Биоинженер Егор Плахотнюк: «Через 20-25 лет мы сможем пересаживать выращенные органы»
Редакция «Постньюс» совместно с Black Science запускает цикл интервью с молодыми учеными госкорпорации «Росатом». Сегодняшний герой — ведущий инженер лаборатории аддитивных технологий и биоинжиниринга Акционерного общества «Государственный научный центр Российской Федерации Троицкий институт инновационных и термоядерных исследований», руководитель проекта «Биофабрикация» Егор Плахотнюк. Он рассказал, как можно совместить любовь к скульптуре и биопечати и при чем тут тяжелая музыка.
— Как бы ты для маленького ребенка объяснил, чем ты занимаешься?
— Один из главных плюсов моей области — это то, что ее достаточно просто представить и объяснить. Если попытаться уместить в одно слово то, чем я занимаюсь, то этим словом будет «биопечать». Если попробовать рассказать чуть подлиннее, то это не совсем привычная нам биопечать. То, что мы понимаем под этим словом, обычно относится исключительно к аддитивному способу создания объектов. Это значит, что мы получаем орган с помощью послойного нанесения клеток. В чем проблема такого метода? В том, что если речь про большие, объемные органы, пока мы наносим верхние слои, нижние уже могут умереть из-за нехватки питательных веществ. Поэтому лучше все собирать моментально. Тут мы и выходим на сцену.
Наша лаборатория разрабатывает технологию поэтапной формативной печати органов. Что это значит? Формативная печать означает единомоментное придание необходимой формы, а начинаем мы с малых структур, которые позволяют нам выстроить систему, способную питать саму себя. Затем мы планируем постепенно перейти к тому, чтобы создать вокруг этого полноценный орган. Пока что нам удалось построить небольшой эквивалент кровеносного сосуда.

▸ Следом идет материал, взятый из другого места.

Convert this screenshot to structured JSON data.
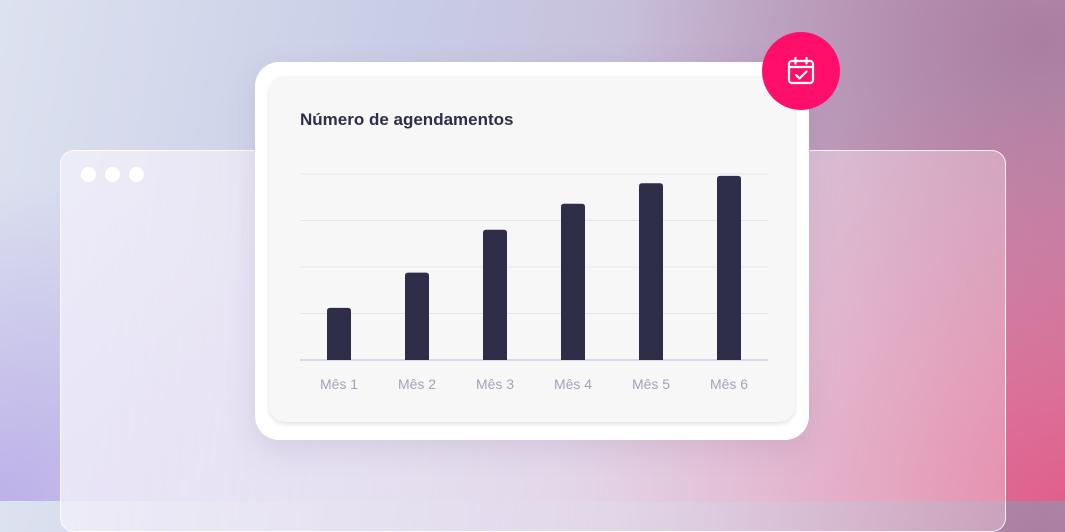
{
  "chart_data": {
    "type": "bar",
    "title": "Número de agendamentos",
    "categories": [
      "Mês 1",
      "Mês 2",
      "Mês 3",
      "Mês 4",
      "Mês 5",
      "Mês 6"
    ],
    "values": [
      28,
      47,
      70,
      84,
      95,
      99
    ],
    "ylim": [
      0,
      100
    ],
    "xlabel": "",
    "ylabel": "",
    "grid": true,
    "bar_color": "#2e2e48"
  },
  "window": {
    "controls": [
      "dot",
      "dot",
      "dot"
    ]
  },
  "badge": {
    "icon": "calendar-check-icon",
    "color": "#ff0f6a"
  }
}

— А можешь поподробнее рассказать, как выглядит процесс построения такого сосуда?
— Сейчас мы используем акустическое поле — если совсем упрощать, с помощью определенной частоты мы можем управлять клеточным материалом в объеме. Формировать полый цилиндр, трубочку. Дальше мы планируем начать использовать сразу и акустические, и магнитные поля. Это позволит нам эффективнее бороться с гравитацией и делать куда более крутые и сложные вещи, чем сейчас.
— В конце концов, вы планируете перейти к созданию полноценных органов, верно?
— Да, можно сказать, что это финальный этап нашего проекта и всего нашего направления. Я люблю одну игру, где нужно строить завод, поэтому покажу на ее примере. В этом симуляторе, чтобы организовать предприятие, нужно сначала отладить какой-то один узел. Ты его можешь сохранить, чтобы после использовать в более крупном проекте. А затем с помощью нескольких таких узлов масштабировать систему. В нашей работе то же самое. Сейчас мы отрабатываем один конкретный узел, который мы сможем использовать в многоуровневом многоэтапном процессе создания более сложных органов и систем.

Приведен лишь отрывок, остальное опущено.